Le niveau de vie les retraités qui bénéficient du versement automatique de leurs pensions, a fortement augmenté par rapport au reste de la population, soit plus de 5 points selon le Conseil d’Orientation des Retraites. Par unité de consommation, il est désormais supérieur de 10 % à celui de la moyenne de la population.
Une reprise globale au sein de l’OCDE
Avec le déconfinement, la reprise économique concerne tous les pays de la zone euro. Elle apparaît plus forte et plus rapide aux États-Unis. Tous les pays ne partaient pas sur la même ligne en fonction de la dureté du confinement et des modalités de sortie. Au mois d’avril, la production avait baissé de 24 % au Royaume-Uni en glissement annuel, de 30 % en Allemagne et de 34 % en France et en Espagne ; la production italienne avait diminué de son côté de près de 43 %.
Avec le mois de juin, le processus de déconfinement s’est accéléré dans tous les pays européens. La convergence des situations de déconfinement entre les différents pays européens se reflète dans la consommation d’électricité qui est un indicateur représentatif de l’activité globale des pays. Entre le 1er et le 9 juin, la consommation d’électricité en Espagne et en France n’était plus respectivement que de 10 % et 11 %, inférieure à son niveau de 2019 (contre 12 % et 13 % la dernière semaine de mai). Les consommations espagnole et française rejoignent donc progressivement celle de l’Allemagne (écart de 9 % par rapport à la normale) qui, depuis le début du confinement fin mars 2020, était très supérieure à la consommation d’électricité des autres pays européens. En moyenne entre le 1er avril et le 24 mai, la consommation d’électricité n’avait baissé que de 8 % en Allemagne par rapport à la même période en 2019, contre une perte de 15 % en France et au Royaume-Uni, de 17 % en Espagne et de 20 % en Italie. Le Royaume-Uni ayant opté plus tardivement pour des mesures de confinement, l’activité reprend plus progressivement qu’en France et en Allemagne. Début juin, la consommation d’électricité y est toujours inférieure d’environ 15 % à la normale, avec peu d’évolution par rapport au mois de mai. Aux États-Unis, en revanche, la reprise de l’activité semble plus marquée avec une consommation d’électricité qui a retrouvé ses niveaux habituels pour un mois de juin.

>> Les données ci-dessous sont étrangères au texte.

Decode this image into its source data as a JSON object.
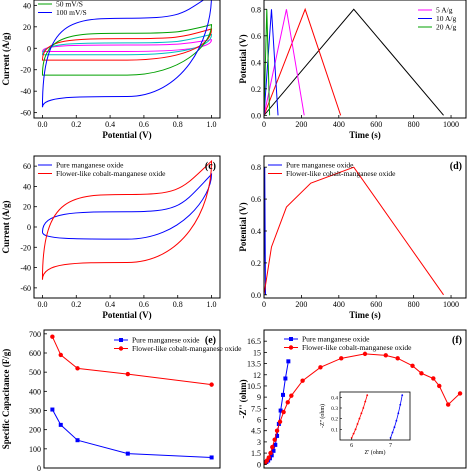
{
  "chart_data": [
    {
      "id": "a",
      "type": "line",
      "title": "",
      "xlabel": "Potential (V)",
      "ylabel": "Current (A/g)",
      "xlim": [
        -0.05,
        1.05
      ],
      "ylim": [
        -65,
        45
      ],
      "xticks": [
        0.0,
        0.2,
        0.4,
        0.6,
        0.8,
        1.0
      ],
      "xtick_labels": [
        "0.0",
        "0.2",
        "0.4",
        "0.6",
        "0.8",
        "1.0"
      ],
      "yticks": [
        -60,
        -40,
        -20,
        0,
        20,
        40
      ],
      "ytick_labels": [
        "-60",
        "-40",
        "-20",
        "0",
        "20",
        "40"
      ],
      "panel_label": "",
      "legend_position": "top-left",
      "series": [
        {
          "name": "",
          "color": "#ff00ff",
          "loop": {
            "x0": 0.0,
            "x1": 1.0,
            "top": 3,
            "bottom": -3,
            "start_up": 3,
            "start_down": -3,
            "end_up": 8,
            "end_down": 0
          }
        },
        {
          "name": "",
          "color": "#00bfbf",
          "loop": {
            "x0": 0.0,
            "x1": 1.0,
            "top": 5,
            "bottom": -6,
            "start_up": 5,
            "start_down": -6,
            "end_up": 13,
            "end_down": 1
          }
        },
        {
          "name": "",
          "color": "#ff0000",
          "loop": {
            "x0": 0.0,
            "x1": 1.0,
            "top": 9,
            "bottom": -11,
            "start_up": 9,
            "start_down": -11,
            "end_up": 18,
            "end_down": 2
          }
        },
        {
          "name": "50 mV/S",
          "color": "#00a000",
          "loop": {
            "x0": 0.0,
            "x1": 1.0,
            "top": 14,
            "bottom": -25,
            "start_up": 14,
            "start_down": -25,
            "end_up": 22,
            "end_down": 3
          }
        },
        {
          "name": "100 mV/S",
          "color": "#0000ff",
          "loop": {
            "x0": 0.0,
            "x1": 1.0,
            "top": 28,
            "bottom": -45,
            "start_up": 30,
            "start_down": -55,
            "end_up": 50,
            "end_down": 5
          }
        }
      ]
    },
    {
      "id": "b",
      "type": "line",
      "title": "",
      "xlabel": "Time (s)",
      "ylabel": "Potential (V)",
      "xlim": [
        0,
        1080
      ],
      "ylim": [
        -0.02,
        0.87
      ],
      "xticks": [
        0,
        200,
        400,
        600,
        800,
        1000
      ],
      "xtick_labels": [
        "0",
        "200",
        "400",
        "600",
        "800",
        "1000"
      ],
      "yticks": [
        0.0,
        0.2,
        0.4,
        0.6,
        0.8
      ],
      "ytick_labels": [
        "0.0",
        "0.2",
        "0.4",
        "0.6",
        "0.8"
      ],
      "panel_label": "",
      "legend_position": "top-right",
      "series": [
        {
          "name": "",
          "color": "#000000",
          "points": [
            [
              0,
              0
            ],
            [
              480,
              0.8
            ],
            [
              960,
              0
            ]
          ]
        },
        {
          "name": "",
          "color": "#ff0000",
          "points": [
            [
              0,
              0
            ],
            [
              220,
              0.8
            ],
            [
              410,
              0
            ]
          ]
        },
        {
          "name": "5 A/g",
          "color": "#ff00ff",
          "points": [
            [
              0,
              0
            ],
            [
              120,
              0.8
            ],
            [
              215,
              0
            ]
          ]
        },
        {
          "name": "10 A/g",
          "color": "#0000ff",
          "points": [
            [
              0,
              0
            ],
            [
              40,
              0.8
            ],
            [
              75,
              0
            ]
          ]
        },
        {
          "name": "20 A/g",
          "color": "#00a000",
          "points": [
            [
              0,
              0
            ],
            [
              15,
              0.8
            ],
            [
              30,
              0
            ]
          ]
        }
      ]
    },
    {
      "id": "c",
      "type": "line",
      "title": "",
      "xlabel": "Potential (V)",
      "ylabel": "Current (A/g)",
      "xlim": [
        -0.05,
        1.05
      ],
      "ylim": [
        -70,
        70
      ],
      "xticks": [
        0.0,
        0.2,
        0.4,
        0.6,
        0.8,
        1.0
      ],
      "xtick_labels": [
        "0.0",
        "0.2",
        "0.4",
        "0.6",
        "0.8",
        "1.0"
      ],
      "yticks": [
        -60,
        -40,
        -20,
        0,
        20,
        40,
        60
      ],
      "ytick_labels": [
        "-60",
        "-40",
        "-20",
        "0",
        "20",
        "40",
        "60"
      ],
      "panel_label": "(c)",
      "legend_position": "top-left",
      "series": [
        {
          "name": "Pure manganese oxide",
          "color": "#0000ff",
          "loop": {
            "x0": 0.0,
            "x1": 1.0,
            "top": 15,
            "bottom": -12,
            "start_up": 5,
            "start_down": -5,
            "end_up": 52,
            "end_down": 30
          }
        },
        {
          "name": "Flower-like cobalt-manganese oxide",
          "color": "#ff0000",
          "loop": {
            "x0": 0.0,
            "x1": 1.0,
            "top": 32,
            "bottom": -35,
            "start_up": 10,
            "start_down": -52,
            "end_up": 65,
            "end_down": 15
          }
        }
      ]
    },
    {
      "id": "d",
      "type": "line",
      "title": "",
      "xlabel": "Time (s)",
      "ylabel": "Potential (V)",
      "xlim": [
        0,
        1080
      ],
      "ylim": [
        -0.02,
        0.87
      ],
      "xticks": [
        0,
        200,
        400,
        600,
        800,
        1000
      ],
      "xtick_labels": [
        "0",
        "200",
        "400",
        "600",
        "800",
        "1000"
      ],
      "yticks": [
        0.0,
        0.2,
        0.4,
        0.6,
        0.8
      ],
      "ytick_labels": [
        "0.0",
        "0.2",
        "0.4",
        "0.6",
        "0.8"
      ],
      "panel_label": "(d)",
      "legend_position": "top-left",
      "series": [
        {
          "name": "Pure manganese oxide",
          "color": "#0000ff",
          "points": [
            [
              0,
              0
            ],
            [
              4,
              0.8
            ],
            [
              8,
              0
            ]
          ]
        },
        {
          "name": "Flower-like cobalt-manganese oxide",
          "color": "#ff0000",
          "points": [
            [
              0,
              0
            ],
            [
              40,
              0.3
            ],
            [
              120,
              0.55
            ],
            [
              250,
              0.7
            ],
            [
              480,
              0.8
            ],
            [
              720,
              0.4
            ],
            [
              960,
              0
            ]
          ]
        }
      ]
    },
    {
      "id": "e",
      "type": "line",
      "title": "",
      "xlabel": "",
      "ylabel": "Specific Capacitance (F/g)",
      "xlim": [
        0,
        21
      ],
      "ylim": [
        0,
        720
      ],
      "xticks": [],
      "xtick_labels": [],
      "yticks": [
        0,
        100,
        200,
        300,
        400,
        500,
        600,
        700
      ],
      "ytick_labels": [
        "0",
        "100",
        "200",
        "300",
        "400",
        "500",
        "600",
        "700"
      ],
      "panel_label": "(e)",
      "legend_position": "top-right",
      "series": [
        {
          "name": "Pure manganese oxide",
          "color": "#0000ff",
          "marker": "square",
          "x": [
            1,
            2,
            4,
            10,
            20
          ],
          "y": [
            305,
            225,
            145,
            75,
            55
          ]
        },
        {
          "name": "Flower-like cobalt-manganese oxide",
          "color": "#ff0000",
          "marker": "circle",
          "x": [
            1,
            2,
            4,
            10,
            20
          ],
          "y": [
            685,
            590,
            520,
            490,
            435
          ]
        }
      ]
    },
    {
      "id": "f",
      "type": "scatter",
      "title": "",
      "xlabel": "",
      "ylabel": "-Z'' (ohm)",
      "xlim": [
        0,
        34
      ],
      "ylim": [
        -0.5,
        18
      ],
      "xticks": [],
      "xtick_labels": [],
      "yticks": [
        0,
        1.5,
        3,
        4.5,
        6,
        7.5,
        9,
        10.5,
        12,
        13.5,
        15,
        16.5
      ],
      "ytick_labels": [
        "0",
        "1.5",
        "3",
        "4.5",
        "6",
        "7.5",
        "9",
        "10.5",
        "12",
        "13.5",
        "15",
        "16.5"
      ],
      "panel_label": "(f)",
      "legend_position": "top-left",
      "series": [
        {
          "name": "Pure manganese oxide",
          "color": "#0000ff",
          "marker": "square",
          "x": [
            0.4,
            0.7,
            1.0,
            1.3,
            1.6,
            1.9,
            2.2,
            2.5,
            2.8,
            3.2,
            3.6,
            4.1
          ],
          "y": [
            0.3,
            0.5,
            0.8,
            1.2,
            1.8,
            2.6,
            3.8,
            5.4,
            7.2,
            9.3,
            11.5,
            13.8
          ]
        },
        {
          "name": "Flower-like cobalt-manganese oxide",
          "color": "#ff0000",
          "marker": "circle",
          "x": [
            0.2,
            0.5,
            0.8,
            1.1,
            1.4,
            1.8,
            2.2,
            2.7,
            3.3,
            4.0,
            4.6,
            6.5,
            9.5,
            13,
            17,
            20.5,
            22.5,
            25,
            26.5,
            28.5,
            29.5,
            31,
            33
          ],
          "y": [
            0.2,
            0.5,
            0.9,
            1.5,
            2.3,
            3.3,
            4.5,
            5.7,
            7.0,
            8.3,
            9.2,
            11.2,
            13.0,
            14.2,
            14.8,
            14.6,
            14.2,
            13.2,
            12.2,
            11.5,
            10.5,
            8.0,
            9.5
          ]
        }
      ],
      "inset": {
        "xlabel": "Z' (ohm)",
        "ylabel": "-Z'' (ohm)",
        "xlim": [
          5.7,
          7.5
        ],
        "ylim": [
          0,
          0.45
        ],
        "xticks": [
          6,
          7
        ],
        "xtick_labels": [
          "6",
          "7"
        ],
        "yticks": [
          0.1,
          0.2,
          0.3,
          0.4
        ],
        "ytick_labels": [
          "0.1",
          "0.2",
          "0.3",
          "0.4"
        ],
        "series": [
          {
            "color": "#ff0000",
            "x": [
              6.0,
              6.05,
              6.1,
              6.15,
              6.2,
              6.25,
              6.3,
              6.35,
              6.4
            ],
            "y": [
              0.02,
              0.06,
              0.1,
              0.15,
              0.2,
              0.25,
              0.3,
              0.36,
              0.42
            ]
          },
          {
            "color": "#0000ff",
            "x": [
              7.0,
              7.05,
              7.1,
              7.15,
              7.2,
              7.25,
              7.3
            ],
            "y": [
              0.02,
              0.07,
              0.12,
              0.18,
              0.25,
              0.33,
              0.42
            ]
          }
        ]
      }
    }
  ]
}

Un autre indicateur de l’activité globale est la concentration de dioxyde d’azote dans l’air, affectée par les activités de production, de transport routier et de chauffage des bâtiments. Le retour à la normale apparaît lent en France, en Espagne et en Italie. Au cours de la première semaine de juin, la baisse de cette concentration était de 32 % en France par rapport à la moyenne sur 2016-2019 (après une baisse de 35 % fin mai), de 34 % en Italie (après 38 %) et de 36 % en Espagne (après 44 %). En Allemagne, les émissions sont également en retrait de 32 %. Pour le Royaume-Uni, l’écart est de 40 %. Le lent redémarrage de l’industrie et le maintien du télétravail expliqueraient ces faibles émissions de CO2. En revanche, en Chine, à partir de fin avril et début mai, les émissions et la concentration de l’air en dioxyde d’azote ont dépassé leurs niveaux de la même date en 2019, et elles continuent de croître.
Les déplacements sont toujours en retrait par rapport à leur niveau normal. Selon l’indicateur Google Maps Mobility, la fréquentation des transports publics en France était inférieure de 37 % début juin à celle de la période de référence du 3 janvier au 6 février 2020, soit une hausse par rapport à mi-mai, où elle se trouvait inférieure de 43 %. En Italie et en Espagne, cette moindre fréquentation est de l’ordre de -40 %. Au Royaume-Uni, la baisse reste marquée (-56 %). Aux États-Unis, la fréquentation des transports publics augmente légèrement, restant néanmoins inférieure d’environ un tiers à son niveau habituel. Enfin, l’indice TomTom de congestion routière dans les principales villes européennes témoigne d’un retour de l’usage de la voiture. En Allemagne, cet indice traduit un retour à une situation quasi normale (-3 % par rapport à 2019 pour la première semaine de juin). En France, le rebond est net, avec un indice de congestion début juin inférieur de 13 % à celui de 2019, après une baisse près de -26 % mi-mai et de -61 % début mai. Le trafic routier est, en revanche, bas aux États-Unis, inférieur de 78 % à ses niveaux de 2019, ainsi qu’au Royaume-Uni, où l’indice de congestion est inférieur de 65 %.